Tarlov cysts, also known as sacral nerve root cysts or perineural cysts, are the cerebrospinal fluid dilations of the nerve root sheaths at the dorsal root ganglion and can cause progressive nerve pain. Tarlov cystam can occur in anyone however they are more common in women. They are present in around 5-6 % of the general population. The perineural cyst can form in any section of the spine including cervical, thoracic, lumbar, and sacral.
The actual causes of tarlov cysts are still unknown; however several conditions can increase the spinal fluid pressure that may increase the risk for tarlov cysts. Trauma to the spinal cord and collagen mutations or connective tissue disorders may contribute to the development of the cysts.
The symptoms of tarlov cysts occur due to the compression of the roots of the nerves and may vary depending on the location in the section of the spine. The most common symptoms include pain in lower back or legs or chest or upper back or neck or arms, discomfort and pain while sitting or standing or coughing, dizziness or lack of balance.
Other signs and symptoms may also include vaginal or abdominal pain, ear noises, headaches, blurred visions, restless leg syndrome, loss of sensation on the skin, changes in bowel function, changes in bladder function, changes in sexual function, and loss of reflexes.

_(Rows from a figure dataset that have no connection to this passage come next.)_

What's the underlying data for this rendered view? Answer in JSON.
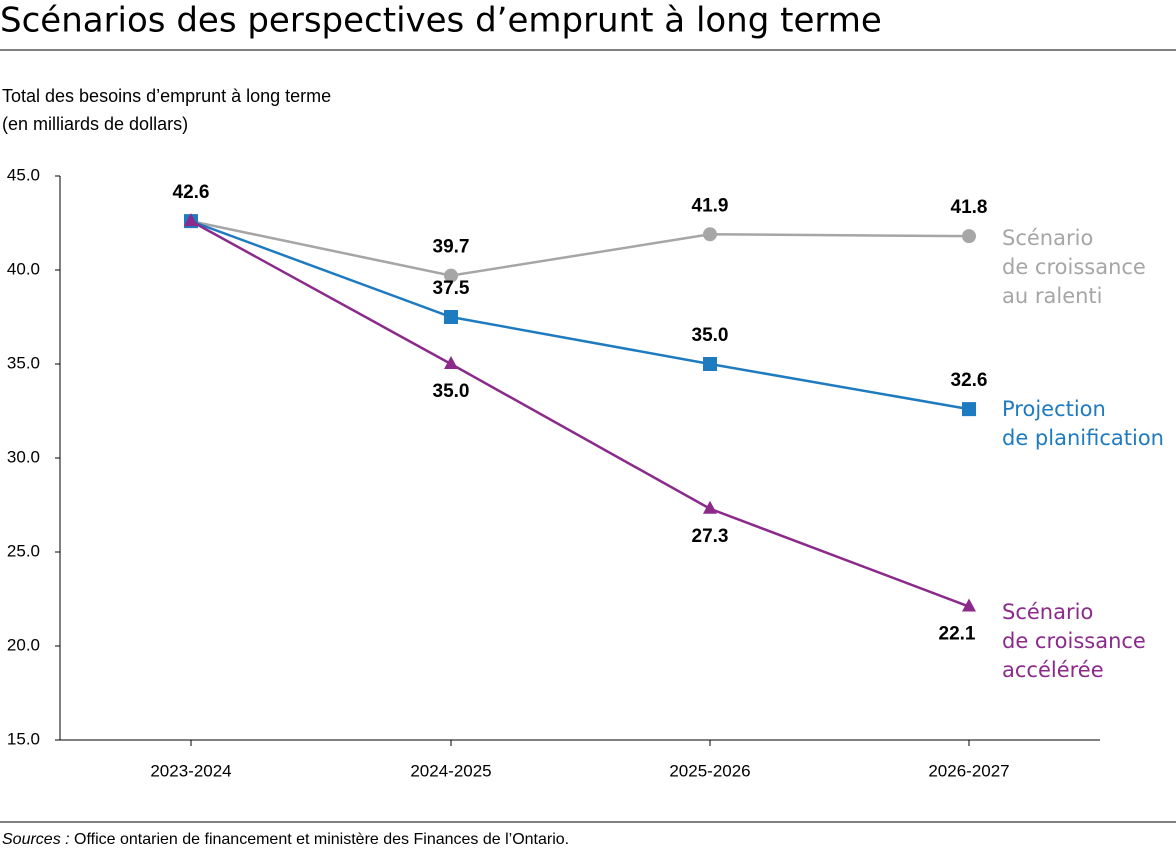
{
  "chart_data": {
    "type": "line",
    "title": "Scénarios des perspectives d’emprunt à long terme",
    "y_label": [
      "Total des besoins d’emprunt à long terme",
      "(en milliards de dollars)"
    ],
    "categories": [
      "2023-2024",
      "2024-2025",
      "2025-2026",
      "2026-2027"
    ],
    "series": [
      {
        "name": "Scénario\nde croissance\nau ralenti",
        "color": "#a6a6a6",
        "marker": "circle",
        "values": [
          42.6,
          39.7,
          41.9,
          41.8
        ],
        "value_labels": [
          null,
          "39.7",
          "41.9",
          "41.8"
        ]
      },
      {
        "name": "Projection\nde planification",
        "color": "#1f7bbf",
        "marker": "square",
        "values": [
          42.6,
          37.5,
          35.0,
          32.6
        ],
        "value_labels": [
          null,
          "37.5",
          "35.0",
          "32.6"
        ]
      },
      {
        "name": "Scénario\nde croissance\naccélérée",
        "color": "#8b2a8b",
        "marker": "triangle",
        "values": [
          42.6,
          35.0,
          27.3,
          22.1
        ],
        "value_labels": [
          "42.6",
          "35.0",
          "27.3",
          "22.1"
        ]
      }
    ],
    "ylim": [
      15,
      45
    ],
    "yticks": [
      {
        "value": 15,
        "label": "15.0"
      },
      {
        "value": 20,
        "label": "20.0"
      },
      {
        "value": 25,
        "label": "25.0"
      },
      {
        "value": 30,
        "label": "30.0"
      },
      {
        "value": 35,
        "label": "35.0"
      },
      {
        "value": 40,
        "label": "40.0"
      },
      {
        "value": 45,
        "label": "45.0"
      }
    ],
    "grid": false
  },
  "source": {
    "label": "Sources :",
    "text": "Office ontarien de financement et ministère des Finances de l’Ontario."
  }
}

Since the actual cause of the condition is unknown, it becomes very difficult to diagnose the condition because of the limited knowledge. Most of the symptoms of the condition are also common to several other conditions which make it hard to guess Tarlov cysts as the reason behind the symptoms. However an experienced neurosurgeon with lot experience treating the condition will recommend magnetic resonance imaging for a patient who has lower back pain. Computed tomographic and myelography tests are also done to confirm the observation.
Common nonsurgical treatments for the condition include drainage of the cerebrospinal fluid and cyst aspiration. A newer technique involves filling the empty space of the cyst with substance such as fibrin glue injection after removing the cerebrospinal fluid from inside the cyst. However such therapies may not prevent symptomatic cyst recurrence.
Other option is to perform a surgery to expose the region of the spine with the cyst and drain the the fluid out. The cyst is then occluded with a fibrin glue injection to to prevent the fluid from returning.